Man schmeckt die Spaziergänge im Nebel, das Holz im Korb, die nassen Handschuhe am Haken. Und am Ende sitzt man am Tisch, löffelt Sauce, zählt die Pilze und sagt wenig – weil’s nichts zu meckern gibt. Genau so soll’s sein.
Zutaten für ca. 4 Portionen
- Hähnchenschenkel, 4 Stück (à 250–300 g)
- Frühstücksspeck (Bauchspeck), 150 g, in Streifen
- Champignons, 300 g, geviertelt
- Perlzwiebeln (geschält, frisch oder TK), 200 g
- Karotten, 2 Stück (200 g), in 2 cm Stücken
- Knoblauch, 3 Zehen, grob zerdrückt
- Tomatenmark, 1 EL (20 g)
- Weizenmehl, 1,5 EL (15–20 g)
- Trockener Rotwein, 750 ml
- Hühnerfond, 250 ml
- Cognac, 30 ml (optional)
- Thymian, 4 Zweige
- Lorbeer, 2 Blätter
- Petersilie, ½ Bund, grob gehackt
- Butter, 30 g
- Olivenöl, 2 EL
- Salz, 2 TL (nach Geschmack)
- Schwarzer Pfeffer, frisch gemahlen
- Optional: 1 TL Zucker oder Honig (für die Säurebalance)
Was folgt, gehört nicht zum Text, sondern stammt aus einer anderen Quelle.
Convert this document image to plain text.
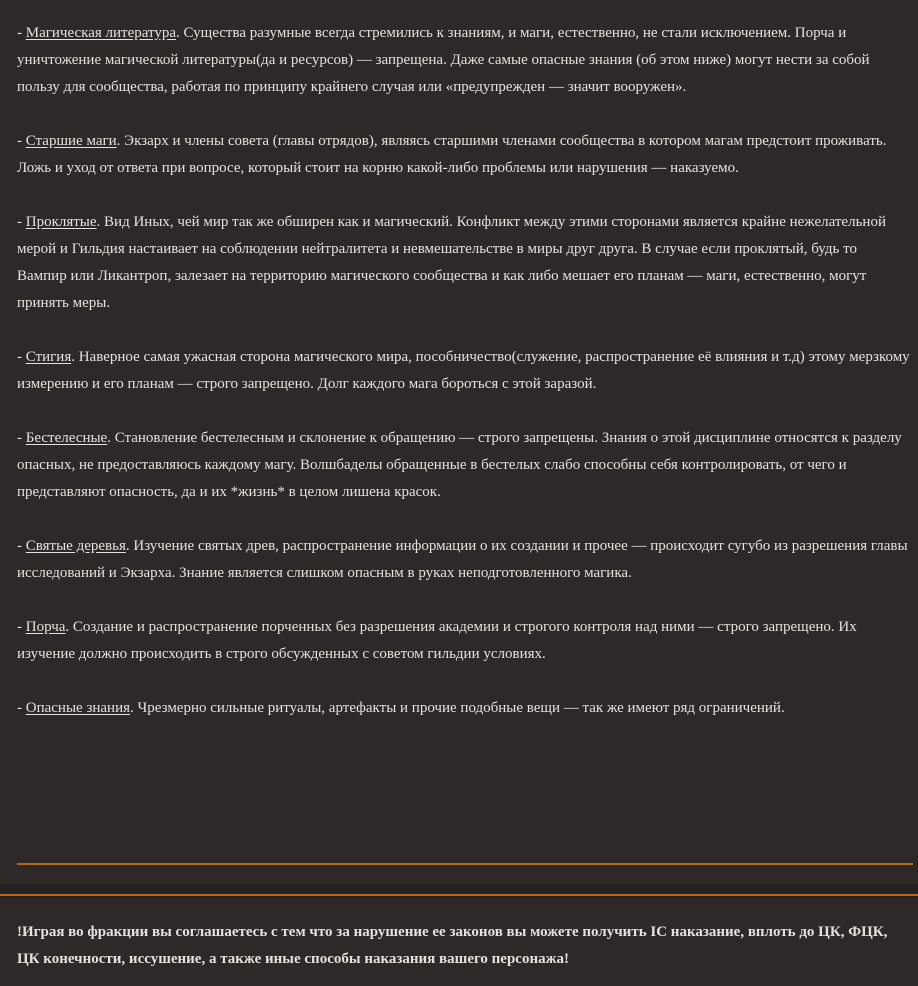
- Магическая литература. Существа разумные всегда стремились к знаниям, и маги, естественно, не стали исключением. Порча и уничтожение магической литературы(да и ресурсов) — запрещена. Даже самые опасные знания (об этом ниже) могут нести за собой пользу для сообщества, работая по принципу крайнего случая или «предупрежден — значит вооружен».

- Старшие маги. Экзарх и члены совета (главы отрядов), являясь старшими членами сообщества в котором магам предстоит проживать. Ложь и уход от ответа при вопросе, который стоит на корню какой-либо проблемы или нарушения — наказуемо.

- Проклятые. Вид Иных, чей мир так же обширен как и магический. Конфликт между этими сторонами является крайне нежелательной мерой и Гильдия настаивает на соблюдении нейтралитета и невмешательстве в миры друг друга. В случае если проклятый, будь то Вампир или Ликантроп, залезает на территорию магического сообщества и как либо мешает его планам — маги, естественно, могут принять меры.

- Стигия. Наверное самая ужасная сторона магического мира, пособничество(служение, распространение её влияния и т.д) этому мерзкому измерению и его планам — строго запрещено. Долг каждого мага бороться с этой заразой.

- Бестелесные. Становление бестелесным и склонение к обращению — строго запрещены. Знания о этой дисциплине относятся к разделу опасных, не предоставляюсь каждому магу. Волшбаделы обращенные в бестелых слабо способны себя контролировать, от чего и представляют опасность, да и их *жизнь* в целом лишена красок.

- Святые деревья. Изучение святых древ, распространение информации о их создании и прочее — происходит сугубо из разрешения главы исследований и Экзарха. Знание является слишком опасным в руках неподготовленного магика.

- Порча. Создание и распространение порченных без разрешения академии и строгого контроля над ними — строго запрещено. Их изучение должно происходить в строго обсужденных с советом гильдии условиях.

- Опасные знания. Чрезмерно сильные ритуалы, артефакты и прочие подобные вещи — так же имеют ряд ограничений.

!Играя во фракции вы соглашаетесь с тем что за нарушение ее законов вы можете получить IC наказание, вплоть до ЦК, ФЦК, ЦК конечности, иссушение, а также иные способы наказания вашего персонажа!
Zubereitung – Schritt für Schritt
Die Hähnchenschenkel rundum trocken tupfen und mit Salz und Pfeffer würzen. Einen schweren Bräter auf mittelhohe Hitze setzen, Speckstreifen ohne zusätzliches Fett auslassen, bis sie goldbraun sind. Speck herausheben, Fett im Topf lassen. Falls sehr wenig ausgelassen wurde, 1 EL Olivenöl ergänzen.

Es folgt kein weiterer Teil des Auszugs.